Suzane – Je t'accuse
⛰️ « Un travail colossal à faire dans l’éducation »
Mais le combat est surtout culturel et éducatif. Comme le martèle Ana Peláez Narváez auprès de mes collègues espagnols, « il reste un travail colossal à faire dans l’éducation ». Un travail d’autant plus crucial que la violence peut être la source même du handicap : toujours selon elle, « 23 % des femmes ayant subi des violences affirment que leur handicap découle directement de cette agression ». La boucle est bouclée, tragiquement.

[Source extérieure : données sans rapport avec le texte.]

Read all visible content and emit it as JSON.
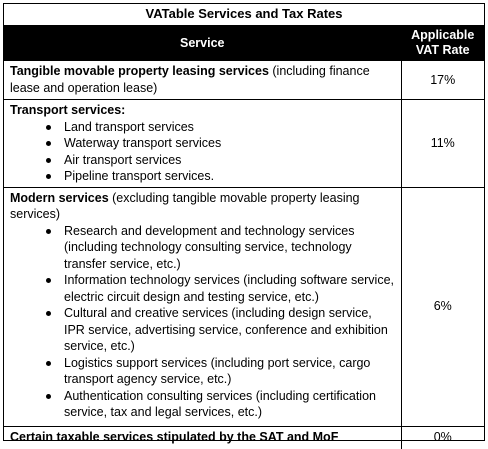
{
  "table_title": "VATable Services and Tax Rates",
  "header": {
    "service": "Service",
    "rate_line1": "Applicable",
    "rate_line2": "VAT Rate"
  },
  "rows": [
    {
      "bold": "Tangible movable property leasing services",
      "normal": " (including finance lease and operation lease)",
      "items": [],
      "rate": "17%"
    },
    {
      "bold": "Transport services:",
      "normal": "",
      "items": [
        "Land transport services",
        "Waterway transport services",
        "Air transport services",
        "Pipeline transport services."
      ],
      "rate": "11%"
    },
    {
      "bold": "Modern services",
      "normal": " (excluding tangible movable property leasing services)",
      "items": [
        "Research and development and technology services (including technology consulting service, technology transfer service, etc.)",
        "Information technology services (including software service, electric circuit design and testing service, etc.)",
        "Cultural and creative services (including design service, IPR service, advertising service, conference and exhibition service, etc.)",
        "Logistics support services (including port service, cargo transport agency service, etc.)",
        "Authentication consulting services (including certification service, tax and legal services, etc.)"
      ],
      "rate": "6%"
    },
    {
      "bold": "Certain taxable services stipulated by the SAT and MoF",
      "normal": "",
      "items": [],
      "rate": "0%"
    }
  ]
}
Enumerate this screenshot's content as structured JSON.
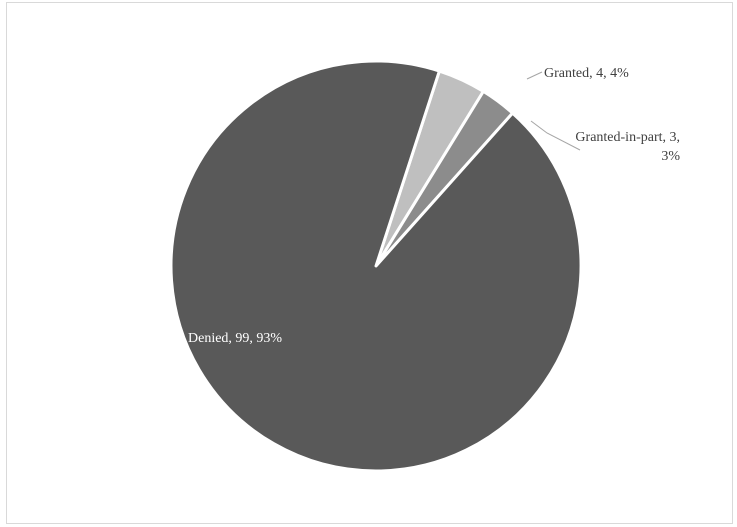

Aujourd’hui, oui, Hélène a gagné sa guerre, seule. Mais cette résurrection rappelle combien d’autres batailles se perdent en silence. Car, au-delà de la brutalité des faits, c’est l’indifférence collective qui est saisissante — celle des politiques publiques, des organisations féministes, de celles défendant, sur le papier du moins, les droits des personnes handicapées. Une indifférence qui transforme la vulnérabilité en angle mort de notre contrat social, et qui permet à la violence de prospérer sans bruit, plus forte encore, sur des victimes que la société a déjà choisi de rendre invisibles.